Im Untergeschoss gab es sehr genaue Nachbildungen von Venen und Körperteilen. Ebenso gab da es Käfer, welche Vogelköpfe bis auf die Knochen zersetzten (zu Forschungszwecken). Nach diesem lehrreichen und interessanten Aufenthalt verliessen wir das Museum und gingen wieder zurück in die Nähe des Barfüsserplatzes.

Den restlichen Abend verbrachten wir in ein, zwei Bars und in einem Irish Pub. Ich denke, diese Erlebnisse brauchen keine weiteren Erläuterungen 😉

Samstag
Um 08.30 Uhr morgens trafen sich alle im UG des Hotel zum gemeinsamen Frühstück. Danach richteten wir unsere Betten etwas her und packten unsere Sachen zusammen. Weil unser Gepäck für den Ausflug in den Zoo nicht von Nöten war, deponierten wir es in der Lobby.

Der Zoobesuch
Um 09.40 Uhr sind wir dann zum Basler Zoo gegangen. Im Zoo wurden wir von einem Zooführer durch den Zoo begleitet und er hat uns allerlei interessante Dinge erzählt. Als erstes führte er uns hinter die Kulissen des Aquariums. Im Hintergrund wurden Quallen gezüchtet, aber auch einen Oktopus gehalten. Im Untergrund wurden Korallen gezüchtet, welche auch Forschungszwecken dienten. Im Anschluss führte uns der nette Herr neben vielen Tieren vorbei, bis wir beim neu errichteten Elefantenareal waren. Neben den Nil-Krokodilen konnten wir am Ende auch noch die Affen im Affenhaus bestaunen.

Auch diesem Herren dankten wir für den sehr interessanten Rundgang durch den Zoo.

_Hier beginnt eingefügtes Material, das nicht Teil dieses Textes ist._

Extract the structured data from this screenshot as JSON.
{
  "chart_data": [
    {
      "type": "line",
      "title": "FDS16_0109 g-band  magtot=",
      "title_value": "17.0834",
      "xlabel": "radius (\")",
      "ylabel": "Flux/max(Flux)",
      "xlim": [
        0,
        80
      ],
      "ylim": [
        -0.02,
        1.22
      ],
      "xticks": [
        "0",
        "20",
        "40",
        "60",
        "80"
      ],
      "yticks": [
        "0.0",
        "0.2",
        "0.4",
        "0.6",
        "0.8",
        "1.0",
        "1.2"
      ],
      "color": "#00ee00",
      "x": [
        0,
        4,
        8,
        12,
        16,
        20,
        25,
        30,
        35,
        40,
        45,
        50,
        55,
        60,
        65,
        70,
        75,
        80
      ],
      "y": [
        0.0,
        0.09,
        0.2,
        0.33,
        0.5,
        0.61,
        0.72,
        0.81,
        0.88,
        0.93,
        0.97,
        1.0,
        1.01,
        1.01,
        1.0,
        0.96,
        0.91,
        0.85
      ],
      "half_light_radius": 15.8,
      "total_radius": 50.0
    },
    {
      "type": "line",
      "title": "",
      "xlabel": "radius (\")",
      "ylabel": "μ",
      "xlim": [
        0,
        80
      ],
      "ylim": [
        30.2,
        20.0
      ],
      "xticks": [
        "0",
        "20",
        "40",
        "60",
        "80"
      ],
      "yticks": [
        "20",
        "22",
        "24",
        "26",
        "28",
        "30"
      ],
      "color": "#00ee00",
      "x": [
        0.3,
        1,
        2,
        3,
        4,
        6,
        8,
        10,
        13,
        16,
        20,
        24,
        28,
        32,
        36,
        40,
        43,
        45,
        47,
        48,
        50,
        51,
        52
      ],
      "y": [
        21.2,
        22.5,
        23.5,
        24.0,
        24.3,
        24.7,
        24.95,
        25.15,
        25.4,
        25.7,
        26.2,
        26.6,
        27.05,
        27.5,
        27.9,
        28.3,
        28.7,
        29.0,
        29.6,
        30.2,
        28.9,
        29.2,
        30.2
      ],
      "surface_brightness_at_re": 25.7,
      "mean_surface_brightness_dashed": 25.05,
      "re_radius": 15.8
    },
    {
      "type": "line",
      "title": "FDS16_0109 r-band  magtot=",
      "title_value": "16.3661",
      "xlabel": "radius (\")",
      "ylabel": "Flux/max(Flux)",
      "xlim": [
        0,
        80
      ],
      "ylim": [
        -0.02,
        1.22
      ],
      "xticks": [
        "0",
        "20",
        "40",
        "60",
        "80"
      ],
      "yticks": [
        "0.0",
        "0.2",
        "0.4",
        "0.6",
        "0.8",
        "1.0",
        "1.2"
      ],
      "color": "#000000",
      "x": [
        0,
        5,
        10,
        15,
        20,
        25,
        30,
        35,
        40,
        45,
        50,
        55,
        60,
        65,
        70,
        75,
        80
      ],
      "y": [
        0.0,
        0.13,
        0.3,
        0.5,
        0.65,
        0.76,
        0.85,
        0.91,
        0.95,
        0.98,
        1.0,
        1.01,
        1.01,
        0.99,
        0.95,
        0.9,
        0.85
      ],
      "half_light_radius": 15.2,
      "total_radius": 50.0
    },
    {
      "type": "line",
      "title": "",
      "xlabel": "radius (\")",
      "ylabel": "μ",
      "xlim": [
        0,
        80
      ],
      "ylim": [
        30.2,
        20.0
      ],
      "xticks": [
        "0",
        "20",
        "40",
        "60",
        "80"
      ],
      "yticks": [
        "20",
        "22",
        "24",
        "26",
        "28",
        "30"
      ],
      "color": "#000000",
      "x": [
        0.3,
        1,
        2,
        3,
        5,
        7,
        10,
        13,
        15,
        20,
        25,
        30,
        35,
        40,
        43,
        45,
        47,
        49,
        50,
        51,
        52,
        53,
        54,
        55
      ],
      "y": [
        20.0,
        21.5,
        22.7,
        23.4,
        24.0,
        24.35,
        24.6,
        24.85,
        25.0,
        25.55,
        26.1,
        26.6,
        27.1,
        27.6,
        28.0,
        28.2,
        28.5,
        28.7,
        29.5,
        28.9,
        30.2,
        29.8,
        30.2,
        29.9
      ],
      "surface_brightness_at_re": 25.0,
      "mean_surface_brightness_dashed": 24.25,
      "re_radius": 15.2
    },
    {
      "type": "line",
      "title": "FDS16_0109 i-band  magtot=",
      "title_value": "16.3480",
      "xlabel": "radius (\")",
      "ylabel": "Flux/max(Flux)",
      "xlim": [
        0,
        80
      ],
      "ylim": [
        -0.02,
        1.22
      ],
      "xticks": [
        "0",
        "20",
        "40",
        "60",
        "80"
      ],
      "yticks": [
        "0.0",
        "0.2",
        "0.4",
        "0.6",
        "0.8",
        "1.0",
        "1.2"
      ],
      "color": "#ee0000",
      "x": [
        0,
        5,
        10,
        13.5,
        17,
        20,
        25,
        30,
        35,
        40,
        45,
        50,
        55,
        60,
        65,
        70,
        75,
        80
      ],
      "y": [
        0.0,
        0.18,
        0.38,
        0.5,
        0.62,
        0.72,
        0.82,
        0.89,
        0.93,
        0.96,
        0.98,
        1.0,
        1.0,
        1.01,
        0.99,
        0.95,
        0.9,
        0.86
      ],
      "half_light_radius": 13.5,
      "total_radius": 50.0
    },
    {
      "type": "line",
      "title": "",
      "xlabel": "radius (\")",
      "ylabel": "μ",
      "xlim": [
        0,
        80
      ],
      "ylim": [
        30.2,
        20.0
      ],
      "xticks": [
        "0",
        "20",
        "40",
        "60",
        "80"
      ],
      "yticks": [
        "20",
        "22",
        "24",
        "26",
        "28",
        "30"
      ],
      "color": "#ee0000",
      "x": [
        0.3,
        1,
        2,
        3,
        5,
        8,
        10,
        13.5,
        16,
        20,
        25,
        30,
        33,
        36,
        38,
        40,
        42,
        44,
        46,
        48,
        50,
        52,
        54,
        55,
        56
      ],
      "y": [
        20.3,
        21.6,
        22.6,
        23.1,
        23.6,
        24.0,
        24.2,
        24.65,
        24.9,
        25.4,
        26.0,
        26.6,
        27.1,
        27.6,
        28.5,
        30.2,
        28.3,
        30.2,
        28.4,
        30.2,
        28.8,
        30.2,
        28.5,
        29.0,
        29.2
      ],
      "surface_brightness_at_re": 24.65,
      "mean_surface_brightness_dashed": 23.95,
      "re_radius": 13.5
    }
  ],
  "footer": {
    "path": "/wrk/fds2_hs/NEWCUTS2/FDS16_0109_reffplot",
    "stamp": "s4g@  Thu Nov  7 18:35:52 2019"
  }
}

Danach holten wir unser Gepäck in der Hotel-Lobby ab, kauften am Bahnhof noch etwas zum Mittagessen und traten die Heimreise an.

Schlusswort
Anfangs war ich nicht gerade begeistert von einer Museumsnacht, weil ich bisher nicht wirklich viel in Museen gewesen bin. Doch diese Exkursion weckte bei mir die Neugier auf Kunst. Ebenso denke ich, dass ich solch eine Museumsnacht wiederholen werde. Die Stadt- und die Zooführung haben mir auch extrem zugesagt, sodass ich auch den beiden Experten sehr aufmerksam zuhören konnte. Am Ende möchte ich mich bei Herrn Frei und Herrn Muggli für die Organisation bedanken sowie bei der Schule, dass wir solch einen Ausflug machen konnten.